La technique du creuset froid a été utilisée dans un premier temps pour la vitrification des déchets anciens des réacteurs de la filière graphite-gaz UNGG. Cette opération s’est terminée avec succès en 2020. Après ce succès, elle devrait être étendue à la vitrification des produits de fissions et actinides provenant des réacteurs actuels à eau pressurisée. Les creusets froids remplaceront progressivement les pots de fusion actuels. Leur durée de vie serait environ dix fois supérieure à celle des pots de fusion. Ils permettraient de vitrifier une gamme de produits plus importante, grâce à leur utilisation à une température plus élevée et à une structure “froide” insensible à la corrosion.

Remplissage des conteneurs avec du verre
Carrousel dans la cellule de remplissage de l’atelier de vitrification T7 de l’unité UP3 de AREVA-La Hague, à Cherbourg. La radioactivité des verres contenant les déchets impose des manipulations robotisées. Les conteneurs sont entreposés, une fois remplis, dans des puits ventilés avant d’être retournés aux compagnies d’électricité propriétaires.
© PHILIPPE LESAGE /AREVA

La matrice choisie pour abriter les produits radioactifs est celle de verres à base de bore. Le verre est un milieu que les chimistes appellent amorphe, capable d’encaisser toutes sortes d’agressions hormis les chocs mécaniques. Les verres borosilicates de la Hague résistent bien à la chaleur dégagée et aux radiations.

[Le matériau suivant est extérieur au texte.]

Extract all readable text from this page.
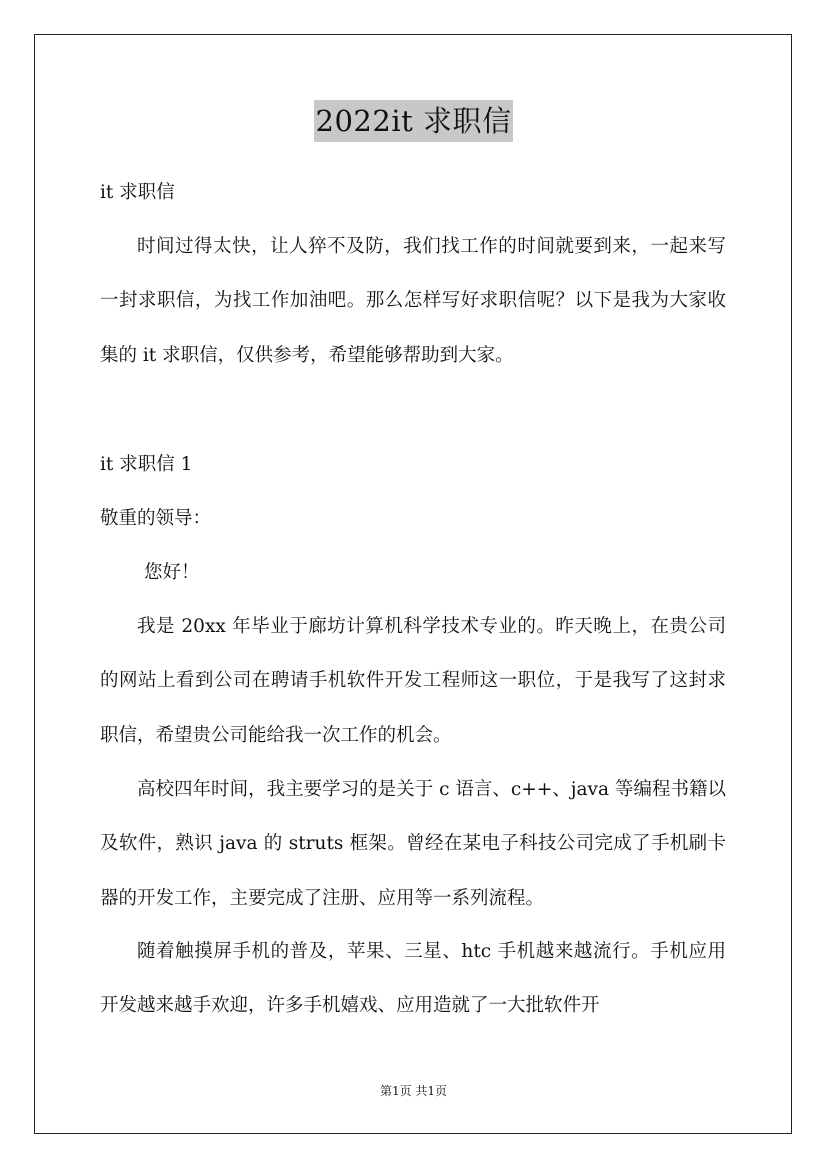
2022it 求职信
it 求职信

时间过得太快，让人猝不及防，我们找工作的时间就要到来，一起来写一封求职信，为找工作加油吧。那么怎样写好求职信呢？以下是我为大家收集的 it 求职信，仅供参考，希望能够帮助到大家。

it 求职信 1
敬重的领导：
您好！

我是 20xx 年毕业于廊坊计算机科学技术专业的。昨天晚上，在贵公司的网站上看到公司在聘请手机软件开发工程师这一职位，于是我写了这封求职信，希望贵公司能给我一次工作的机会。

高校四年时间，我主要学习的是关于 c 语言、c++、java 等编程书籍以及软件，熟识 java 的 struts 框架。曾经在某电子科技公司完成了手机刷卡器的开发工作，主要完成了注册、应用等一系列流程。

随着触摸屏手机的普及，苹果、三星、htc 手机越来越流行。手机应用开发越来越手欢迎，许多手机嬉戏、应用造就了一大批软件开

第1页 共1页
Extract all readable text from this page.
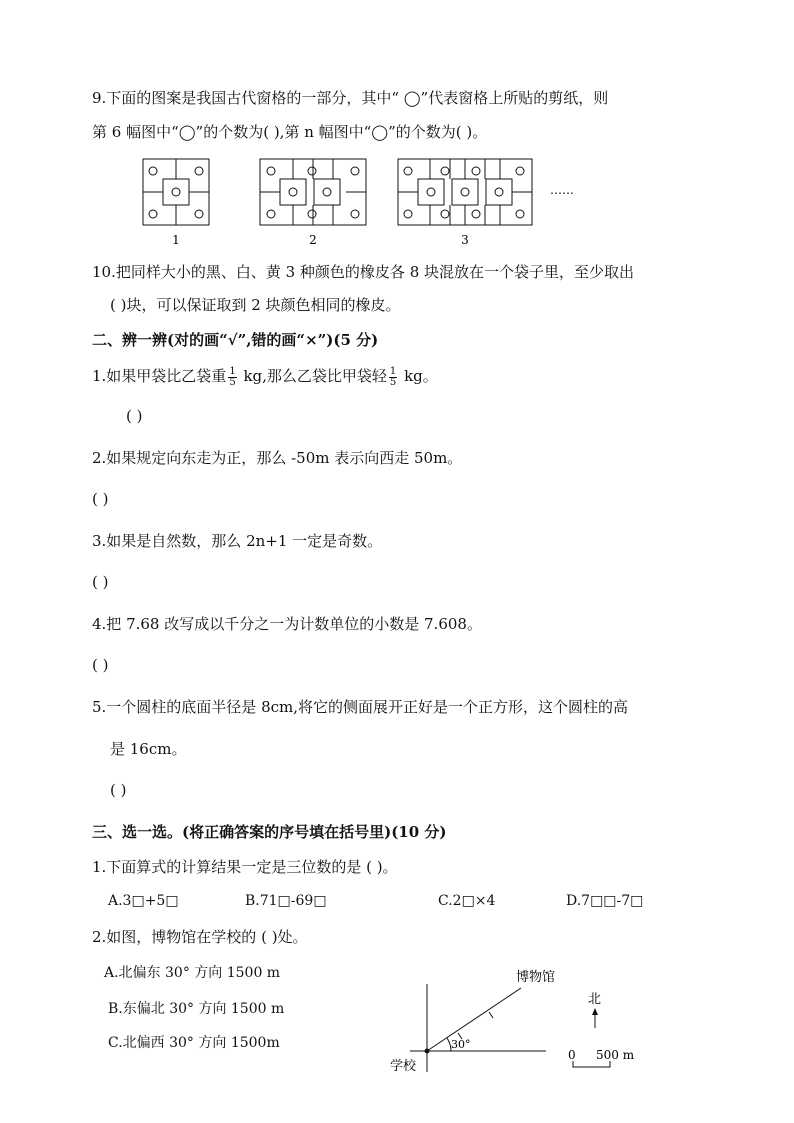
9.下面的图案是我国古代窗格的一部分，其中“ ◯”代表窗格上所贴的剪纸，则
第 6 幅图中“◯”的个数为( ),第 n 幅图中“◯”的个数为( )。
1	2	3
……
10.把同样大小的黑、白、黄 3 种颜色的橡皮各 8 块混放在一个袋子里，至少取出
( )块，可以保证取到 2 块颜色相同的橡皮。
二、辨一辨(对的画“√”,错的画“×”)(5 分)
1.如果甲袋比乙袋重 $\frac{1}{5}$ kg,那么乙袋比甲袋轻 $\frac{1}{5}$ kg。
( )
2.如果规定向东走为正，那么 -50m 表示向西走 50m。
( )
3.如果是自然数，那么 2n+1 一定是奇数。
( )
4.把 7.68 改写成以千分之一为计数单位的小数是 7.608。
( )
5.一个圆柱的底面半径是 8cm,将它的侧面展开正好是一个正方形，这个圆柱的高
是 16cm。
( )
三、选一选。(将正确答案的序号填在括号里)(10 分)
1.下面算式的计算结果一定是三位数的是 ( )。
A.3□+5□	B.71□-69□	C.2□×4	D.7□□-7□
2.如图，博物馆在学校的 ( )处。
A.北偏东 30° 方向 1500 m
B.东偏北 30° 方向 1500 m
C.北偏西 30° 方向 1500m
博物馆
学校
30°
北
0 500 m
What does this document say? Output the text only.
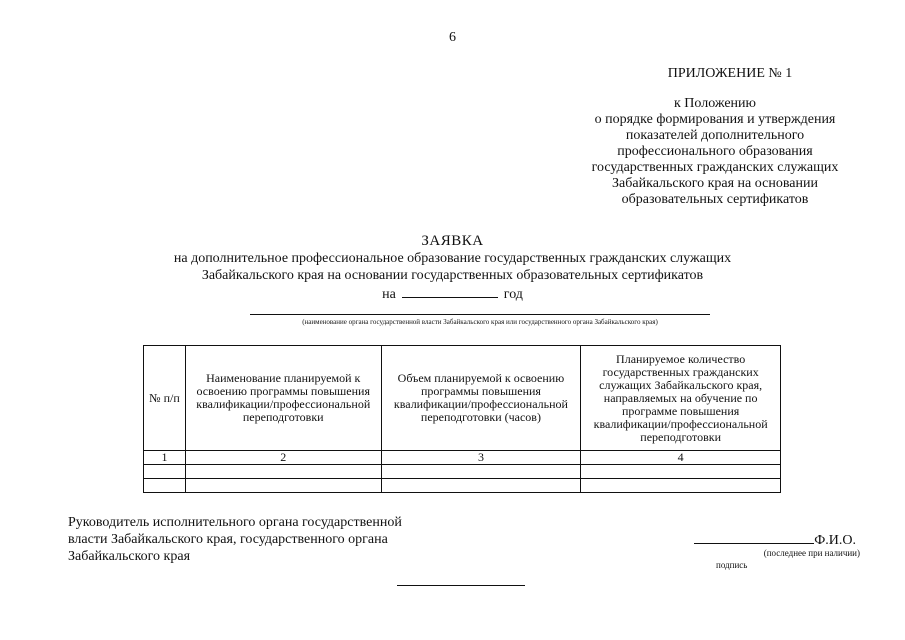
6
ПРИЛОЖЕНИЕ № 1
к Положению
о порядке формирования и утверждения
показателей дополнительного
профессионального образования
государственных гражданских служащих
Забайкальского края на основании
образовательных сертификатов
ЗАЯВКА
на дополнительное профессиональное образование государственных гражданских служащих
Забайкальского края на основании государственных образовательных сертификатов
на	год
(наименование органа государственной власти Забайкальского края или государственного органа Забайкальского края)
№ п/п	Наименование планируемой к освоению программы повышения квалификации/профессиональной переподготовки	Объем планируемой к освоению программы повышения квалификации/профессиональной переподготовки (часов)	Планируемое количество государственных гражданских служащих Забайкальского края, направляемых на обучение по программе повышения квалификации/профессиональной переподготовки
1	2	3	4

Руководитель исполнительного органа государственной
власти Забайкальского края, государственного органа
Забайкальского края
Ф.И.О.
(последнее при наличии)
подпись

Le verre résiste aussi au contact éventuel des eaux souterraines. En cas de lessivage important, les matières radioactives seraient relâchées très lentement en raison d’un gel protecteur qui se forme à la surface.

Dans ce scénario pessimiste, des eaux souterraines envahissent le site de stockage avec un débit qui dépend de la nature du milieu géologique, couche argileuse ou roche granitique fracturée. Elles percent le conteneur et lèchent en surface le verre, dissolvant dans un premier temps les ions alcalins et le bore tandis qu’un gel poreux se forme en surface.

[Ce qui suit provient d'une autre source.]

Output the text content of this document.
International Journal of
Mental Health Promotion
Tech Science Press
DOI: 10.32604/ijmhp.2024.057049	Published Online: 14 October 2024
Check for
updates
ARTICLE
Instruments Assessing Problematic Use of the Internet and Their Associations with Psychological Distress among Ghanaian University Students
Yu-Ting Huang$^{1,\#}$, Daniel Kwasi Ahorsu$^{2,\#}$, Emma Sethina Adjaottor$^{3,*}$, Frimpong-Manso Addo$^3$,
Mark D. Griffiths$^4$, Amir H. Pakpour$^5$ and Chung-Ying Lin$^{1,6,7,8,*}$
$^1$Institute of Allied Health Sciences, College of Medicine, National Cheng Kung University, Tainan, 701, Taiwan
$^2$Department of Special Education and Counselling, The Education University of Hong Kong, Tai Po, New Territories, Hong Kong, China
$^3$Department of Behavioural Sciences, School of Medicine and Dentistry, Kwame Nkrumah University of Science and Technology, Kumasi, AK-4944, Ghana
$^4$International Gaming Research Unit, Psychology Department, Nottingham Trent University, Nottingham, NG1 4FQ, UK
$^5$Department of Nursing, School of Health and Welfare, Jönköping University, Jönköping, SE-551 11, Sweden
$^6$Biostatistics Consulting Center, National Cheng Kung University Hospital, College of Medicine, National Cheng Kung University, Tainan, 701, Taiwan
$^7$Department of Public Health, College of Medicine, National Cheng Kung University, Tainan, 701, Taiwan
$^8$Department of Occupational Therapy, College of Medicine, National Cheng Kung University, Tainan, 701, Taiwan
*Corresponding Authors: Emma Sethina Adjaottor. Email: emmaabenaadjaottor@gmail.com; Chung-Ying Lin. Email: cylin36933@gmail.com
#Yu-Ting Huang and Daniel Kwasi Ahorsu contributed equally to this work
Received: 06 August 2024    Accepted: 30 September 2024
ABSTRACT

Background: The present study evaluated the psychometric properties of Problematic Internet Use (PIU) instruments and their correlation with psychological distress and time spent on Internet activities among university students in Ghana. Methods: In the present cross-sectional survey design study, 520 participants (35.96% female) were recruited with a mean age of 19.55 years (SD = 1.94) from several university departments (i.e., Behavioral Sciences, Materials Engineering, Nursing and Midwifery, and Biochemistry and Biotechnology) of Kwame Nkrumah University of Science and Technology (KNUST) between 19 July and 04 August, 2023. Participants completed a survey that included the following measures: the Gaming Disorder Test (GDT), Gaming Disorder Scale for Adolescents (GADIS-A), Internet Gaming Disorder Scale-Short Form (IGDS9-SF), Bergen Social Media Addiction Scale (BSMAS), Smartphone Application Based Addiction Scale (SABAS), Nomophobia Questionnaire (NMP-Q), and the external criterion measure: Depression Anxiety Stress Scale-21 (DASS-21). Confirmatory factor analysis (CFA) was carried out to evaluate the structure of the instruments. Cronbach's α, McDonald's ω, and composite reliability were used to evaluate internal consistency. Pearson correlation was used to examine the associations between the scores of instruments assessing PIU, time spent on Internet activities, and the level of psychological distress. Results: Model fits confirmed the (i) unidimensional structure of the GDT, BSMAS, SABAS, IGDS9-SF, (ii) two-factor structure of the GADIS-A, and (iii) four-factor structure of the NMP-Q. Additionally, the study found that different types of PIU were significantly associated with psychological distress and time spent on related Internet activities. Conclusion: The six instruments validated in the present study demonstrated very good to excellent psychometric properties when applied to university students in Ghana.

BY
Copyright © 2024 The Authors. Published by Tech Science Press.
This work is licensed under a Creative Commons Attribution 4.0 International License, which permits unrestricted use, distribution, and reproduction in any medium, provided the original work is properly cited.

La forte capacité de rétention de ce gel ralentit la dispersion en particulier des actinides mineurs. La dégradation se stabilise sauf en cas de débit d’eau très important, auquel cas la dégradation se poursuit en profondeur.

Colis CDS-V de déchets vitrifiés
Les prévisions de l’évolution de la quantité de déchets vitrifiés à la Hague sont d’environ 630 colis/an à raison de 10-15 colis par réacteur pour 850 tonnes de combustibles français traités auxquels il faut rajouter 170 colis pour les clients étrangers. Il faut compter 0,74 colis par tonne de combustible usé retraité.
© AREVA

Les spécialistes évaluent à plusieurs dizaines de milliers d’années la durée de vie des verres. Ceci donne le temps à la radioactivité contenue de se rapprocher ou de retrouver le niveau de la radioactivité naturelle.

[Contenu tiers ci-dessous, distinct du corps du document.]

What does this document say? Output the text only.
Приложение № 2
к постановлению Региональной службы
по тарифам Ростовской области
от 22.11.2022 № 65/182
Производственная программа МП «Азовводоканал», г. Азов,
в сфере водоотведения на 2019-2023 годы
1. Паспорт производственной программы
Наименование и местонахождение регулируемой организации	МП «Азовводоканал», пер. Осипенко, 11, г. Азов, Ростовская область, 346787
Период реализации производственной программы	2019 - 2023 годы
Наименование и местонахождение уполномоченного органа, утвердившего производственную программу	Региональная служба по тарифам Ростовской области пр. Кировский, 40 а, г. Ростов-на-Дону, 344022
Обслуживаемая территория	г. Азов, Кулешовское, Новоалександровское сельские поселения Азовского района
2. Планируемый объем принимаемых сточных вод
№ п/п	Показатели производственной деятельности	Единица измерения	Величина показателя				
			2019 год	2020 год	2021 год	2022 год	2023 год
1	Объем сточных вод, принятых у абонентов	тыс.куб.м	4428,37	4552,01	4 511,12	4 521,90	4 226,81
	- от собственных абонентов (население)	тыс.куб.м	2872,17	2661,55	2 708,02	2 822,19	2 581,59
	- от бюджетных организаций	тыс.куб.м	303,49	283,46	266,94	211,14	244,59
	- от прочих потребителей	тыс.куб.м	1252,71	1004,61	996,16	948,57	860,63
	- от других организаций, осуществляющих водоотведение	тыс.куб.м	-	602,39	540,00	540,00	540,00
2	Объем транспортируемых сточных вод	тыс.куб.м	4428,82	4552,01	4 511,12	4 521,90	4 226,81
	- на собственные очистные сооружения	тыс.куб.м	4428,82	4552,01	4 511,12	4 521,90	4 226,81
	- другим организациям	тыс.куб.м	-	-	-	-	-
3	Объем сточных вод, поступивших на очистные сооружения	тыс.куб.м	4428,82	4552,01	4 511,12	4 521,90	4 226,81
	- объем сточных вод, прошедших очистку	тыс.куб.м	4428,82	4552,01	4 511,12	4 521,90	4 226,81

Pour vérifier les calculs sur la tenue aux radiations des déchets vitrifiés, des contrôles sont effectués sur des échantillons de verre dopés au Curium-244, un actinide mineur dont la désintégration est relativement rapide (période de 18 ans ). On obtient ainsi en quelques années dans l’échantillon autant de désintégrations que dans un verre standard en 10 000 ans. Ces contrôles montrent que le verre diminuerait de moins de 0,6 % en volume, sans que la résistance à l’eau soit notablement modifiée.